As the paper notes in the introduction, "volatile" is heavily used in embedded software where synchronization primitives like kernel's spinlocks aren't readily available.
The "buffer_ready" in the paper is a very good example that I have seen many times in the real world. If anyone can share the "better solution" that avoids "volatile" (and works on a bare-bone ARM microcontroller for example), I would love to see it.
The solution to this problem is a memory barrier. The short version of such a barrier is: Define a class of transactions (e.g. memory writes). Then all transactions before the barrier must conclude before any transaction after the barrier starts. But this doesn't give you any guarantee about transactions of other types.
I haven't programmed ARM myself and there are different ARMs, but as far as I understand (inspired by post from cnvogel), on most CPU's even non-ARM ones, you need to use intrinsics like these which exist on ARM:
As far as I understand, volatile doesn't give you the needed "barrier" semantics (what is not allowed to happen before or after, on the deep hardware level) if the code with "volatile" works, it can be just an accident.
I don't know the details for ARM, but generally, microcontroller type CPUs don't do any reordering, so no need to prevent it with barriers. And if you do use volatile correctly (and the compiler is not broken), you don't need compiler barriers either. You also might not need any CPU barriers when the cache controller is configured to treat certain regions of the address space as uncacheable (which might be used for MMIO regions).

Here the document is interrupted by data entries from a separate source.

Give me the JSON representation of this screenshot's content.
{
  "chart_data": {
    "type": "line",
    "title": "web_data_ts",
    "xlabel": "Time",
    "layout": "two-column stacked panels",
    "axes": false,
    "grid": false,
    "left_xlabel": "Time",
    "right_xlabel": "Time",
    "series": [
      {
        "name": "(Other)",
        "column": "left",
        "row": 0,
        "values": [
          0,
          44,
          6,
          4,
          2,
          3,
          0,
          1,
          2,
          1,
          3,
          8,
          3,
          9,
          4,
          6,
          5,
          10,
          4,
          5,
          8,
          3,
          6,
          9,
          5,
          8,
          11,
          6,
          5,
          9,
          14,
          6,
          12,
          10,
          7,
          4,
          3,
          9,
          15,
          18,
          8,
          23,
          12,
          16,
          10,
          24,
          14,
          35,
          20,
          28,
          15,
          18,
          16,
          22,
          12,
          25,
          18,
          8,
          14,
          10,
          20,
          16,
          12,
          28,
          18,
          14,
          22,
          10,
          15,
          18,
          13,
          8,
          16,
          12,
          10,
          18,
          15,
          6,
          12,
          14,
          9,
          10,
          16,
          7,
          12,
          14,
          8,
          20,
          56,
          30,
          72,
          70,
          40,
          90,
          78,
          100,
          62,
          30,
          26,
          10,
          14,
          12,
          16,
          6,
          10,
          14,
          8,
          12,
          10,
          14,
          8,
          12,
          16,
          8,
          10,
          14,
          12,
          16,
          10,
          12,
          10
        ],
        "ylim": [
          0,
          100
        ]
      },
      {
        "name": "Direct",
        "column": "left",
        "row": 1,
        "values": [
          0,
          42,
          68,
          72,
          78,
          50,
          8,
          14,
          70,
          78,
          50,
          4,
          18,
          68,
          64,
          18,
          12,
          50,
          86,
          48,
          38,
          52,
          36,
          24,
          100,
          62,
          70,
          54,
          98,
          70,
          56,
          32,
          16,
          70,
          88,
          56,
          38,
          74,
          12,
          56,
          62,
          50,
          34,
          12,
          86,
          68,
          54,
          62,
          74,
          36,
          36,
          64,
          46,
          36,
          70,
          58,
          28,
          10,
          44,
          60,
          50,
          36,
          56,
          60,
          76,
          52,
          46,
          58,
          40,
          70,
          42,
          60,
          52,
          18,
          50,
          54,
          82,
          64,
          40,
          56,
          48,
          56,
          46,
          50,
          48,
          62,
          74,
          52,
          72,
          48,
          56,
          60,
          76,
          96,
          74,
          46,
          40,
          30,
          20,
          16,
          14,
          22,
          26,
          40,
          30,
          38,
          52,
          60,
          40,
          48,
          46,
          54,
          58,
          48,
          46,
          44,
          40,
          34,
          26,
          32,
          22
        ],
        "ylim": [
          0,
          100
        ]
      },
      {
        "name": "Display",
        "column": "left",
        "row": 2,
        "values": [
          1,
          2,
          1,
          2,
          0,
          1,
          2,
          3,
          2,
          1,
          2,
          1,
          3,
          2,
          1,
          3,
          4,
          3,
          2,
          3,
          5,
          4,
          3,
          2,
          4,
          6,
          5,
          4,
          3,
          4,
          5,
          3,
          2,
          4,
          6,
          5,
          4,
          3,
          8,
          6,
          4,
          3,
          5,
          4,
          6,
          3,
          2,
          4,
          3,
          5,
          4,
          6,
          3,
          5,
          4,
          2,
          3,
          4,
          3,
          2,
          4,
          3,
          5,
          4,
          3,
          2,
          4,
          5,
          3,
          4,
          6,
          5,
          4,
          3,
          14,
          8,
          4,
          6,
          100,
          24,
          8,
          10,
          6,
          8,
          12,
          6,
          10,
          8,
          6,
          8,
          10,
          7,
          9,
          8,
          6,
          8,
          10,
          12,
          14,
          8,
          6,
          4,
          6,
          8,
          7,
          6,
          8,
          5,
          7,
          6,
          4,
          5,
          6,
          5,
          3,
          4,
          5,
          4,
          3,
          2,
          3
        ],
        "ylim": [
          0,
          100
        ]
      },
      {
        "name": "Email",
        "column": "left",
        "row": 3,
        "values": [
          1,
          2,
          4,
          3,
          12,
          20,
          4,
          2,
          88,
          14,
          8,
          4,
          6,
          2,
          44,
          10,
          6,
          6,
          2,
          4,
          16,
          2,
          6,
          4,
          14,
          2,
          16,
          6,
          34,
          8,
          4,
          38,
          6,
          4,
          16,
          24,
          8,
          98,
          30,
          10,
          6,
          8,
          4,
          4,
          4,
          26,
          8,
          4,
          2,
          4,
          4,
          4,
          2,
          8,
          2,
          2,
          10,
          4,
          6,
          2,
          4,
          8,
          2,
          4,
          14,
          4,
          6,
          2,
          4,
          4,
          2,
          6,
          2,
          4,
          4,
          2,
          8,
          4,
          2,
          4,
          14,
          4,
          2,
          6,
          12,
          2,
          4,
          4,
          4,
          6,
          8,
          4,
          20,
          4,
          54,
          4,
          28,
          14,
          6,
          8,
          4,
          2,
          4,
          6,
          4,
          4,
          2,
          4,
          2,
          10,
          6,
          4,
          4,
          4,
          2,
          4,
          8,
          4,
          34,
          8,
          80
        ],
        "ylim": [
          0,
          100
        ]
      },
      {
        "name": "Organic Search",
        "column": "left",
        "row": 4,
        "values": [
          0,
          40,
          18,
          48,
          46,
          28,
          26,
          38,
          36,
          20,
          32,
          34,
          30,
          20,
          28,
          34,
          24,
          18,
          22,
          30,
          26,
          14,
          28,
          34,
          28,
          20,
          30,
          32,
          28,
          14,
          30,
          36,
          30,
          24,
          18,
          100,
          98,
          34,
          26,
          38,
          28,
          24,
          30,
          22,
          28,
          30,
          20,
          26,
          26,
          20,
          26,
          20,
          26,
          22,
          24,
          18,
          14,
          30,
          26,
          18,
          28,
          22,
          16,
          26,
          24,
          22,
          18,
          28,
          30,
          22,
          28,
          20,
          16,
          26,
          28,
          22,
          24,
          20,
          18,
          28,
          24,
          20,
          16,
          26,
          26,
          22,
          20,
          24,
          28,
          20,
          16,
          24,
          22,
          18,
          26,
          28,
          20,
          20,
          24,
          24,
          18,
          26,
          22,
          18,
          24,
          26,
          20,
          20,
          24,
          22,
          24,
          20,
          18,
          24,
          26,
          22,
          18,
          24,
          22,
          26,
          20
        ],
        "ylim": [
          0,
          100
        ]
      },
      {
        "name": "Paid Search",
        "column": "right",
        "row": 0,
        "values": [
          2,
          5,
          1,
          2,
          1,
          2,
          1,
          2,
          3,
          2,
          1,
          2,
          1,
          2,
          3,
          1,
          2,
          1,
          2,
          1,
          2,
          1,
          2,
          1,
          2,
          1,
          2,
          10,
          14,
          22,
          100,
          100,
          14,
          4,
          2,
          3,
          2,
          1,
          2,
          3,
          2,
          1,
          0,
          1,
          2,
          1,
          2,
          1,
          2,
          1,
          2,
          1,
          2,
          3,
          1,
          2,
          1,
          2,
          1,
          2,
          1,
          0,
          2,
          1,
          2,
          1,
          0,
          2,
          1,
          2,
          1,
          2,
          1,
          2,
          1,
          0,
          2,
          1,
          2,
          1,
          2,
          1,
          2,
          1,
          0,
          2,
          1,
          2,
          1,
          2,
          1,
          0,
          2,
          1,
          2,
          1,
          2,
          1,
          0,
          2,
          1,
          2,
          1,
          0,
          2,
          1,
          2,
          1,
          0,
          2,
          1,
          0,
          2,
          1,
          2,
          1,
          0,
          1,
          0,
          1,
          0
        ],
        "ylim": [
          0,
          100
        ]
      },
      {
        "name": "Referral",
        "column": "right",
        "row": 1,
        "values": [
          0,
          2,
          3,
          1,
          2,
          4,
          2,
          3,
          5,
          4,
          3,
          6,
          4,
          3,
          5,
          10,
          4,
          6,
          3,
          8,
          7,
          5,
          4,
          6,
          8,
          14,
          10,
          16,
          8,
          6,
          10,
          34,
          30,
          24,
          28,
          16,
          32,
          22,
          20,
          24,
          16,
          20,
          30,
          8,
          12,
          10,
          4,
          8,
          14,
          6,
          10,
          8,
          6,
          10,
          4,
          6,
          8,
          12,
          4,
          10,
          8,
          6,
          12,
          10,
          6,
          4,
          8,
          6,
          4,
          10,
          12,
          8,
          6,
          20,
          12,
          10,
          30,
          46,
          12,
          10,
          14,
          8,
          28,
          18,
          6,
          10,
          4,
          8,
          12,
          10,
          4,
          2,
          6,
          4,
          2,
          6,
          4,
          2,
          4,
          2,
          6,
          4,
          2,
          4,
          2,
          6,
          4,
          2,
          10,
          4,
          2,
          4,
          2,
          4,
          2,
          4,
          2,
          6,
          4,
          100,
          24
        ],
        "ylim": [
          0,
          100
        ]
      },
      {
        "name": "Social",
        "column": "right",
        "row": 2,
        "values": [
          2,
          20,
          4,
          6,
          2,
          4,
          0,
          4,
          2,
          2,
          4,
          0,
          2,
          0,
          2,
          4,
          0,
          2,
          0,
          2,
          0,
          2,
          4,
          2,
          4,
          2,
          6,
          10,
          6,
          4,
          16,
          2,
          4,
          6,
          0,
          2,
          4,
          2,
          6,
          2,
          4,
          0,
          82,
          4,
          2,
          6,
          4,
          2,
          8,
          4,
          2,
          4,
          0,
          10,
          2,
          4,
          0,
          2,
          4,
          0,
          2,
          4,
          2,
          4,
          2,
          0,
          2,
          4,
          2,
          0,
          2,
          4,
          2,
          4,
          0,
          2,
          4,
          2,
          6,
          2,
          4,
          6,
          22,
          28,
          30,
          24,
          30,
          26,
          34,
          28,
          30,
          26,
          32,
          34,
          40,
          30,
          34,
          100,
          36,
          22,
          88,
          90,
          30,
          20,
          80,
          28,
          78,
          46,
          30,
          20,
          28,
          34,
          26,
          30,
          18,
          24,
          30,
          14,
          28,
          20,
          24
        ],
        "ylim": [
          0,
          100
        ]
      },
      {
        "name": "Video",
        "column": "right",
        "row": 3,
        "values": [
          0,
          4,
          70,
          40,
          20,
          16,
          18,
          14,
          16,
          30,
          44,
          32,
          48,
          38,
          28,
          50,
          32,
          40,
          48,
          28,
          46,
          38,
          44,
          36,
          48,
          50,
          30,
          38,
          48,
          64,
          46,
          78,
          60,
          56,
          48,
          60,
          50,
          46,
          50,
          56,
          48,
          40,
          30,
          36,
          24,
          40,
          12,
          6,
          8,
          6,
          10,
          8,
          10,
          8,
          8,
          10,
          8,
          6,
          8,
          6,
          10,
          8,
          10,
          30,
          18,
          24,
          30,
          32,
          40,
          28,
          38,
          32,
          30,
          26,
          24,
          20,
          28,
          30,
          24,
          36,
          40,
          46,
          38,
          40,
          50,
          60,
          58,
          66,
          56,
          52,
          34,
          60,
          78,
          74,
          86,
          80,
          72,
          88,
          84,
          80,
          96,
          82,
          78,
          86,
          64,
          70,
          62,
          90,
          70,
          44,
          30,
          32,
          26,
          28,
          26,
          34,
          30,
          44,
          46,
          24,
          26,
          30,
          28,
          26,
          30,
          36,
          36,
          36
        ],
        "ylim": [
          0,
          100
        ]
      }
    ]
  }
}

Modern high-performance ARM cores such as the Cortex-A15 do plenty of reordering. Even when using strongly ordered memory mappings, you still need barriers to prevent reordering between normal and strongly ordered accesses. No amount of volatile will help with this.

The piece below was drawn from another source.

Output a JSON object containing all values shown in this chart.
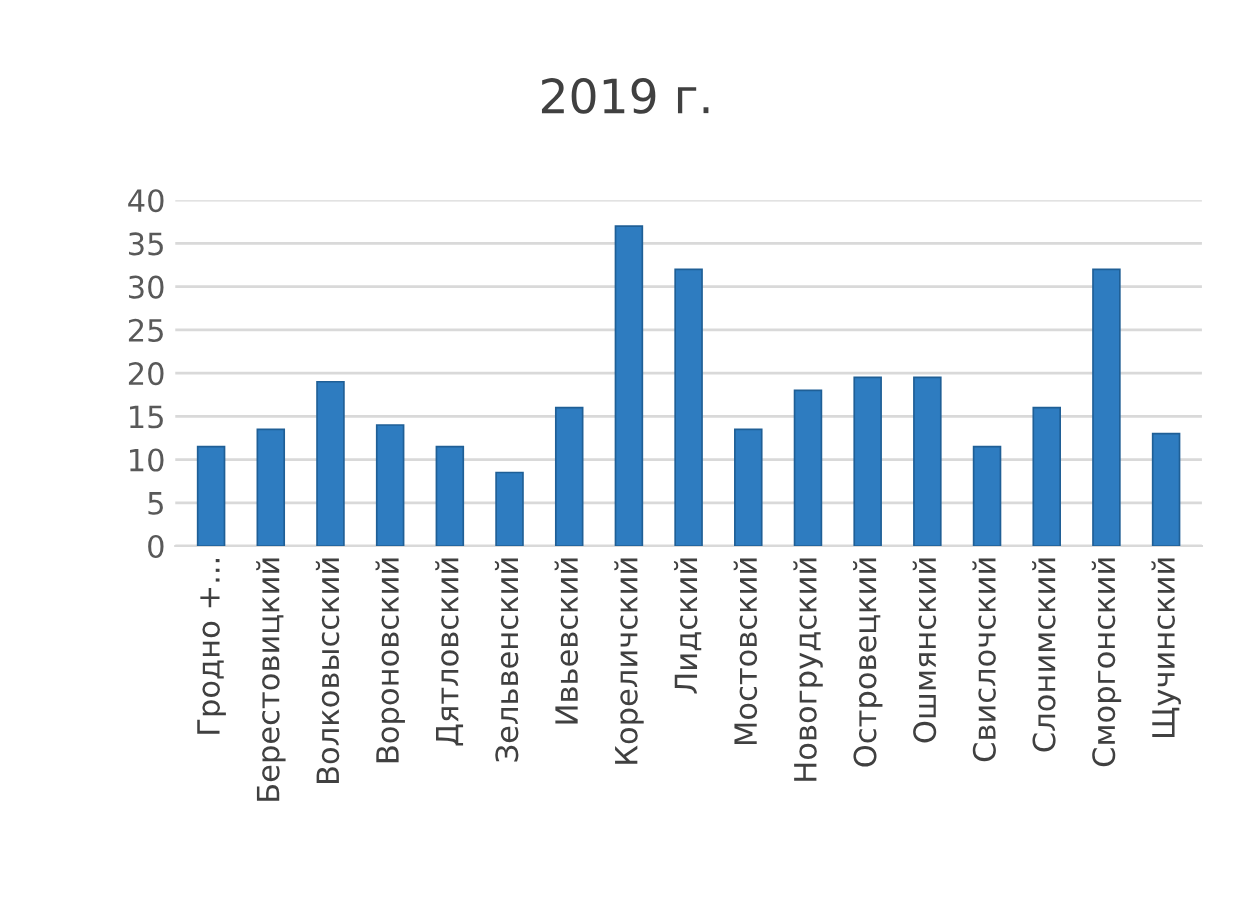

The parent's parent was talking about microcontroller class ARMs, though. Also, you don't necessarily have to order "normal" with regards to strongly ordered accesses. If it's only about ordering accesses to MMIO, it doesn't matter when some arithmetic result gets stored to RAM relative to those accesses, all that matters is that the hardware sees the register reads and writes in the right order. Ordering only matters for stuff that is shared in some way, for private data, the illusion of naive serial execution is guaranteed anyhow.
A common scenario is filling a data buffer in normal memory (cached or non-cached doesn't matter on ARM) before initiating a DMA operation by writing to a device register. In this situation, a barrier is required to prevent any of the normal writes being reordered around the DMA initiation which would then see stale data in the buffer.
Discussions about barriers (or volatile) are only meaningful in the context of related accesses, so explicitly mentioning this isn't really necessary.
I don't really get what you are trying to say. Sure, there are cases where you need barriers, both the CPU and the compiler kind, nobody denied that. Still, in low-end stuff, PIO and cache-free in-order execution still are well and alive, and volatile can be perfectly sufficient under such circumstances.
volatile is an antipattern. Don't use it. Don't encourage other people to use it. It is not a thing which should be used, by you. To use it would be wrong, because not using it is correct.
The ARMv7-M architecture (which the popular Cortex-M series microcontrollers implement) allows reordering as I described. Even if a Cortex-M3 probably doesn't ever do it, nobody is making any promises. If a particular behaviour is not documented, it is wrong to rely on it.
Been writing embedded software for decades. Volatile is certainly NOT the feature of choice. Atomic operations including memory barrier are far more commonly used.
Embedded programmers are paranoid. They check such things in the debugger (examine assembly code). Not the big issue the OP seems to think.
The "buffer_ready" example was given as an incorrect use, though, which won't necessarily work even in a standards-conforming compiler, because the semantics of volatile don't forbid reordering the loop (which has no volatile accesses) to go after the buffer_ready write.